CHARLOTTE, N.C. (AP) — The former CEO of the failed cryptocurrency firm FTX will testify before a Congressional committee Tuesday, his first appearance under oath since FTX filed for bankruptcy roughly a month ago.
Sam Bankman-Fried is scheduled to testify in front of the House Financial Services Committee, along with the company's current CEO, John Ray III. Bankman-Fried has done several media interviews since his firm collapsed but has not publicly testified about what happened. He is expected to appear remotely from the Bahamas.
FTX filed for bankruptcy on Nov. 11, when the firm ran out of money after the cryptocurrency equivalent of a bank run. The collapse of crypto's second-largest exchange has garnered worldwide attention, and Bankman-Fried is under criminal investigation by U.S. and Bahamian authorities.
The atmosphere Tuesday should be markedly different from Bankman-Fried's previous trips to Congress, when he testified in favor of certain bills that would regulate the crypto industry in ways that favored FTX. He became prominent in Washington and donated millions of dollars toward mostly left-leaning political causes and Democrat political campaigns, and was hailed as the new face of the crypto industry.
A handful of members of the Financial Services Committee have previously taken political donations from FTX or Bankman-Fried, including Rep. Josh Gottheimer, D-N.J. and Rep. Ritchie Torres, D-N.Y.
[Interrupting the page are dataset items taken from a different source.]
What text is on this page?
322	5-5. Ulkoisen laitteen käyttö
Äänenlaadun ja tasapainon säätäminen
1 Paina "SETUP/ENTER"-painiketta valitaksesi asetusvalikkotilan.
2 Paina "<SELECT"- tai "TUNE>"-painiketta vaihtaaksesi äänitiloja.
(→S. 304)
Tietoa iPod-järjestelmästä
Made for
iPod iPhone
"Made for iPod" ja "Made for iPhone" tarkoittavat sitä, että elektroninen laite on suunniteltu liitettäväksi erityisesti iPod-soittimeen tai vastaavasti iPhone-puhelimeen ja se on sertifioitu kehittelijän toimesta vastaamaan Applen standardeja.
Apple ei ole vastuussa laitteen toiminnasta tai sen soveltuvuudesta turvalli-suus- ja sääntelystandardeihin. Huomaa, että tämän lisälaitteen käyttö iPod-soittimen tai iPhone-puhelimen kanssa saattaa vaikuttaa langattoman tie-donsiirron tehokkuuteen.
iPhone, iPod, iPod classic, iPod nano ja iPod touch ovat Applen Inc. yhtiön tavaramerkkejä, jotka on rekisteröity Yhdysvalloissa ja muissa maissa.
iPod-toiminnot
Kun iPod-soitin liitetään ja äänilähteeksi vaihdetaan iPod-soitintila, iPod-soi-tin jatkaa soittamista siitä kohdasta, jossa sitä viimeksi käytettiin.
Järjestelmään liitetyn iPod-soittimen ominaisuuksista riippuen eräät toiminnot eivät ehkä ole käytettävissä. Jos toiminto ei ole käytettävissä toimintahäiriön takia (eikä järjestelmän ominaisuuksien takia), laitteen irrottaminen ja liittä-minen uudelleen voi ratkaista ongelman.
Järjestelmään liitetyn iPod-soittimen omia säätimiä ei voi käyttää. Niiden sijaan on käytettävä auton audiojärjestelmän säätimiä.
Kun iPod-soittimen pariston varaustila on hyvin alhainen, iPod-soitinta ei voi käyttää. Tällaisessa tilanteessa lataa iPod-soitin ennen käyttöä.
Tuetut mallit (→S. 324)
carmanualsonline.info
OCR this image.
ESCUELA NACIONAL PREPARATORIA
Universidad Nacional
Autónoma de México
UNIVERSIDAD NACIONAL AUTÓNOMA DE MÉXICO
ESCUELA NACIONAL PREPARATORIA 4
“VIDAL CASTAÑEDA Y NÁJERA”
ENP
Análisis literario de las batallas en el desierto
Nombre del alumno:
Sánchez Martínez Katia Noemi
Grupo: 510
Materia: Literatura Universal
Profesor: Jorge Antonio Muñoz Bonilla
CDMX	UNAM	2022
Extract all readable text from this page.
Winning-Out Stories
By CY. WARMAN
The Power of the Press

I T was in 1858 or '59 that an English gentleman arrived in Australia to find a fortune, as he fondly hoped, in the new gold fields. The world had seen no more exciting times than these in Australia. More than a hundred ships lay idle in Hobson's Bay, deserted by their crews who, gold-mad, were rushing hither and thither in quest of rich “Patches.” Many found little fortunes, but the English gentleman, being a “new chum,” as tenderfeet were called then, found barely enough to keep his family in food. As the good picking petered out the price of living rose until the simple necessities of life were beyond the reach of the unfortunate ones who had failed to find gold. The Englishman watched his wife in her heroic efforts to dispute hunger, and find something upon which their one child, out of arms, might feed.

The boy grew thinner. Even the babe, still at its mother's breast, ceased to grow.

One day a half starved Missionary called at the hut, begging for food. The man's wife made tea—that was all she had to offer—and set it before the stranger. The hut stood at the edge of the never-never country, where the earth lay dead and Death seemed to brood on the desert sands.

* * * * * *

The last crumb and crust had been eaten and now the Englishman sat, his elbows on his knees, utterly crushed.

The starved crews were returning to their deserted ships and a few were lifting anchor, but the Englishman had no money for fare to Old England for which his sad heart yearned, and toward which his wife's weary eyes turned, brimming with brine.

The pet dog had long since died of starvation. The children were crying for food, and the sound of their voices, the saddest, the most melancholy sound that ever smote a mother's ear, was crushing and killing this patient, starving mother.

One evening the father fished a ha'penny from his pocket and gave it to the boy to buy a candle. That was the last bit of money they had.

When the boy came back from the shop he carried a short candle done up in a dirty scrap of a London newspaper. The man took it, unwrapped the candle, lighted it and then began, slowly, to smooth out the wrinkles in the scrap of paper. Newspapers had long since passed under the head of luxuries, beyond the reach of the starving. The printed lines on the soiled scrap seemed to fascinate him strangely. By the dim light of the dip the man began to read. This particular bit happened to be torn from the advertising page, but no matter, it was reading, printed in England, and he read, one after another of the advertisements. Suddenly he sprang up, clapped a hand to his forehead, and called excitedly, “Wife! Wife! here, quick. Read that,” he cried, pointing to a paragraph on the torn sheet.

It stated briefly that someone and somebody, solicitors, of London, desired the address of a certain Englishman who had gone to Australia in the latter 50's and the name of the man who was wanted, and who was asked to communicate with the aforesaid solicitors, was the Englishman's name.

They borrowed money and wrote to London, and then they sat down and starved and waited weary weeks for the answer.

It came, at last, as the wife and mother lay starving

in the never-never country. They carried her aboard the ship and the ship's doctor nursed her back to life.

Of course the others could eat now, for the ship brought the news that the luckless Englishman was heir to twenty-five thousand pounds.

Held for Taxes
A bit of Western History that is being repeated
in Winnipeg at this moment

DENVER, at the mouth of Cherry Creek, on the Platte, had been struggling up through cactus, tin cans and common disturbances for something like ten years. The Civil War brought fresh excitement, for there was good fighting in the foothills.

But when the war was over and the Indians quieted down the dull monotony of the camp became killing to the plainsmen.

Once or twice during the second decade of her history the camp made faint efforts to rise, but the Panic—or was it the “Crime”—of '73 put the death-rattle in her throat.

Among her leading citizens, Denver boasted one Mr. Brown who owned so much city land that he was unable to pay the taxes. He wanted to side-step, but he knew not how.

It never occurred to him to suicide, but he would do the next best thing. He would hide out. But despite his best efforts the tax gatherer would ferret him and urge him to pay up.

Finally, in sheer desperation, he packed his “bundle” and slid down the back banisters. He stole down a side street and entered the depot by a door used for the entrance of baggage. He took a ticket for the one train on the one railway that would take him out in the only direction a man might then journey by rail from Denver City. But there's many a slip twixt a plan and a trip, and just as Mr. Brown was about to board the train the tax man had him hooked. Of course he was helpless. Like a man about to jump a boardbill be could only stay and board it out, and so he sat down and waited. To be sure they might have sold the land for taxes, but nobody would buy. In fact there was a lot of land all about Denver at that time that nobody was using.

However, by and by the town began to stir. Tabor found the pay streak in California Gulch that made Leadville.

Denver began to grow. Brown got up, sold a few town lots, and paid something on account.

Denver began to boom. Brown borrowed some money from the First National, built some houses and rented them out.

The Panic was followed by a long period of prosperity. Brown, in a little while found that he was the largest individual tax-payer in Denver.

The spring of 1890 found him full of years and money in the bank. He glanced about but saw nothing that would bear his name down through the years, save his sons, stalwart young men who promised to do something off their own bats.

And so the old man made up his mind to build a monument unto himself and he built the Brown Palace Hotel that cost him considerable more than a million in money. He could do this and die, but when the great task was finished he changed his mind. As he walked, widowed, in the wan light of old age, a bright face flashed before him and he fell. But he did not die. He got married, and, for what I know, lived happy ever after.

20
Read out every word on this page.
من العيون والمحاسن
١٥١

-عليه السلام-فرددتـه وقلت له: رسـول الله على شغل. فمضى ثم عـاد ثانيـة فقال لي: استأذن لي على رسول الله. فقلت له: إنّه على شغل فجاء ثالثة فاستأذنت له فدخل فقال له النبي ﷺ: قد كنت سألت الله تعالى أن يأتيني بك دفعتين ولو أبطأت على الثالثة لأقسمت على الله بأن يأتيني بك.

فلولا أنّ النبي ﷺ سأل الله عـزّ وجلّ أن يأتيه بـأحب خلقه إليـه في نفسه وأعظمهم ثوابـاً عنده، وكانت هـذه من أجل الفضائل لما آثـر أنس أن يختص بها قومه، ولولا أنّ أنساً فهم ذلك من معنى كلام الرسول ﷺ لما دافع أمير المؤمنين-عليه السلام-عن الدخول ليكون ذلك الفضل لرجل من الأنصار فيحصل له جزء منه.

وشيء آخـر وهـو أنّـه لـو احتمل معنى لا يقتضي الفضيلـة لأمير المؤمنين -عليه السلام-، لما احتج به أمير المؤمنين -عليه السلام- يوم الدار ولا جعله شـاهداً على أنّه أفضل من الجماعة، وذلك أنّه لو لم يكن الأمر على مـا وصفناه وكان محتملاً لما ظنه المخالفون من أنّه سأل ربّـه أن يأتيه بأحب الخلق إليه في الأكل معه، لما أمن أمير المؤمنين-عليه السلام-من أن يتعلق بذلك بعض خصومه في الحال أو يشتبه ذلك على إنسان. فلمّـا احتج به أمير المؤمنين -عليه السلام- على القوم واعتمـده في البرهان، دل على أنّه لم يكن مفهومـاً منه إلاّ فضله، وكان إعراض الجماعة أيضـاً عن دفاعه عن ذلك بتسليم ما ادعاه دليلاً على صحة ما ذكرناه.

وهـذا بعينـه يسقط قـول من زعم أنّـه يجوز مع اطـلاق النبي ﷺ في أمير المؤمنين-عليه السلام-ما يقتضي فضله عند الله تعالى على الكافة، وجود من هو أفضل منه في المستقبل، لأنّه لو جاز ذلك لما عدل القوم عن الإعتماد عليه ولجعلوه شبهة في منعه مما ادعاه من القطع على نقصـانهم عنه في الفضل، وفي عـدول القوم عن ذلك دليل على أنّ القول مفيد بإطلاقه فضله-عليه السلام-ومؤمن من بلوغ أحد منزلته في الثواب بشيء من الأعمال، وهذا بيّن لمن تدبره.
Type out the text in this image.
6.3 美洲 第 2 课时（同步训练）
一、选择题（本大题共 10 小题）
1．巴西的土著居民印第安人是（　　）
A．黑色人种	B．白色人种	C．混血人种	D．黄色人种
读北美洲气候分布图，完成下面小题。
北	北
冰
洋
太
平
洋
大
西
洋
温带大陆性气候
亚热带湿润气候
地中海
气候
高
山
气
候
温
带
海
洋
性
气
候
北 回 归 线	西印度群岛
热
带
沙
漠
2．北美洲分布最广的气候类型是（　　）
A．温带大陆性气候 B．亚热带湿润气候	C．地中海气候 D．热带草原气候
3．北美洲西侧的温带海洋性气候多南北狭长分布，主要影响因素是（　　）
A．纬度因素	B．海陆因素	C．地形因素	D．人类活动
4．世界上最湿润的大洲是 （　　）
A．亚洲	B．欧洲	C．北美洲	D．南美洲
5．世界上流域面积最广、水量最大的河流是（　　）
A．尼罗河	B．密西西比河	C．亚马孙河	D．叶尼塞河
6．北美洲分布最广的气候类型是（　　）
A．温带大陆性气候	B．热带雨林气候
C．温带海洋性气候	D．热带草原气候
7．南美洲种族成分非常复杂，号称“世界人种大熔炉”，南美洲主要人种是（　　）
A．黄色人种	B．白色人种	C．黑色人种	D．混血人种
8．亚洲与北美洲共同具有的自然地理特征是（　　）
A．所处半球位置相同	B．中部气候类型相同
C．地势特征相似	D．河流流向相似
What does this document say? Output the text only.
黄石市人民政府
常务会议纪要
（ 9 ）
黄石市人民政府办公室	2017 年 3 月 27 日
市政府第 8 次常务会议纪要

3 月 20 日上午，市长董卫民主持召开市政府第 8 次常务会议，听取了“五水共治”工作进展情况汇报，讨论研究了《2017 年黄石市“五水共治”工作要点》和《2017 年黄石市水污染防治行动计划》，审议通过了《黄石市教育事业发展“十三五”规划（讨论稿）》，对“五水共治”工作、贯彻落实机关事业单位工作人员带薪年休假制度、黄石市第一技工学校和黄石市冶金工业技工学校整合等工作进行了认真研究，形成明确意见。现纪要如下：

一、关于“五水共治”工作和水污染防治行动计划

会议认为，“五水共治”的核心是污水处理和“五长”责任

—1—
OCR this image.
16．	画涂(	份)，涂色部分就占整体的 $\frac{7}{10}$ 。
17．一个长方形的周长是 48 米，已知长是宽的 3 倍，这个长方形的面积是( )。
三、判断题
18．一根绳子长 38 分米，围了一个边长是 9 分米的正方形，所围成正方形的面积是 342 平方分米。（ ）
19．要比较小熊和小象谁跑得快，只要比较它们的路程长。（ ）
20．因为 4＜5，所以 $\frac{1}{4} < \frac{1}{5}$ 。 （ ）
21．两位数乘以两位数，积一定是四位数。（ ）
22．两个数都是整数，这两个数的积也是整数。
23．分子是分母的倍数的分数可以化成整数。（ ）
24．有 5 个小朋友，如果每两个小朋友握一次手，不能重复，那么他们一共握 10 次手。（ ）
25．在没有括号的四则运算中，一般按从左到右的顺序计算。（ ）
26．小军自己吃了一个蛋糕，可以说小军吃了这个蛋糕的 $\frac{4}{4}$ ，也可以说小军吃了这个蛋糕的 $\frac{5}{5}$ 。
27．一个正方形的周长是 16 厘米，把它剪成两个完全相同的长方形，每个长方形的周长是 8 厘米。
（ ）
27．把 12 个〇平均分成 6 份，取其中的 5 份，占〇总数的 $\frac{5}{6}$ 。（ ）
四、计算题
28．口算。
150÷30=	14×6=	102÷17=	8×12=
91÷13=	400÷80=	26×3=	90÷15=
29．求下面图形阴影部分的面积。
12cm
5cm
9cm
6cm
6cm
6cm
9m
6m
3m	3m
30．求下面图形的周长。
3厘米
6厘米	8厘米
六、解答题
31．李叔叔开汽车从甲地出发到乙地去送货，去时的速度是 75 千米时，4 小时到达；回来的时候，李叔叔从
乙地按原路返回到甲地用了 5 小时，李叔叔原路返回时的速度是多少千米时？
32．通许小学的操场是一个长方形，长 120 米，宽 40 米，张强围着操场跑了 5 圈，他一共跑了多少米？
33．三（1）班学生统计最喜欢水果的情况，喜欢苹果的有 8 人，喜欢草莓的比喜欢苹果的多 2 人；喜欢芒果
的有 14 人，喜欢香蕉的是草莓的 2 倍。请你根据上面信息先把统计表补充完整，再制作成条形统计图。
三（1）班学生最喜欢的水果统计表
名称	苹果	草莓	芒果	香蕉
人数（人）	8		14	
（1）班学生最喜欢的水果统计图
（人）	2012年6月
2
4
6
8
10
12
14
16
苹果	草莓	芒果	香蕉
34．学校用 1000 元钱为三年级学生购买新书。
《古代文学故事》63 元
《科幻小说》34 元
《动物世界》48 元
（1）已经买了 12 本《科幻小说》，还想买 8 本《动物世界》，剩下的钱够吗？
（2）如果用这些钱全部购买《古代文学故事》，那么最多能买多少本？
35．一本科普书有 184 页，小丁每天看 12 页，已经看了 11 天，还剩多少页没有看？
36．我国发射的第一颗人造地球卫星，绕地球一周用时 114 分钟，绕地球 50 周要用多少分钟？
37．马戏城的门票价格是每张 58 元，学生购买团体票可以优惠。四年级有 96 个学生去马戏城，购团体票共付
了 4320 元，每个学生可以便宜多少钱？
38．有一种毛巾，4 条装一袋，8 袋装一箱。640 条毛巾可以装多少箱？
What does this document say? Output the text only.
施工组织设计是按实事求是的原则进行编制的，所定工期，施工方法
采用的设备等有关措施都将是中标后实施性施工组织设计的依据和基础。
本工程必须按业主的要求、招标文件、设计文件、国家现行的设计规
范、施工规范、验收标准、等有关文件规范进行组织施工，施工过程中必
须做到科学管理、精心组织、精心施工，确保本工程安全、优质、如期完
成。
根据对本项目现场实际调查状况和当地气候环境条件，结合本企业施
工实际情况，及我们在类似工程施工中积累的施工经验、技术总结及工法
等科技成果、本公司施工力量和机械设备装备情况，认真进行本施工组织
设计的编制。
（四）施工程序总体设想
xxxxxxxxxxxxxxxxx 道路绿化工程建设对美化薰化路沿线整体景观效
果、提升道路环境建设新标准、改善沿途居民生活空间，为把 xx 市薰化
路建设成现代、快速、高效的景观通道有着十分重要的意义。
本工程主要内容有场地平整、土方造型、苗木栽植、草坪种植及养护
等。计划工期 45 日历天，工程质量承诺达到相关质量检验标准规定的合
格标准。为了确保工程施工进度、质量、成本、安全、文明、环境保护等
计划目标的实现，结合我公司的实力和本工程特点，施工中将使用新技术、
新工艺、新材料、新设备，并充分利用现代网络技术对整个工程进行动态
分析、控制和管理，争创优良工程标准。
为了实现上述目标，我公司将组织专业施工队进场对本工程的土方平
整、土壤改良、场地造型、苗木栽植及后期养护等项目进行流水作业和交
It wasn't clear at first whether Bankman-Fried would voluntarily agree to testify, or whether the committee would have to subpoena him. He has, more or less, remained in his Bahamian luxury compound in Nassau, and temporarily out of reach of U.S. authorities.
Rep. Maxine Waters, D-California and chairwoman of the committee, said she planned to go forward with the hearing regardless of whether Bankman-Fried agreed to testify.
This will be the first public appearance by Ray since FTX's collapse as well. Before FTX, the restructuring expert was best known for having to clean up the mess at Enron roughly 20 years ago. Ray has said in court filings that the financial conditions at FTX were worse than at Enron, and that he has no confidence in FTX's bookkeeping before he took over the firm.
"FTX Group's collapse appears to stem from the absolute concentration of control in the hands of a very small group of grossly inexperienced and unsophisticated individuals who failed to implement virtually any of the systems or controls that are necessary for a company that is entrusted with other people's money or assets," Ray said in his prepared remarks for Tuesday's hearing.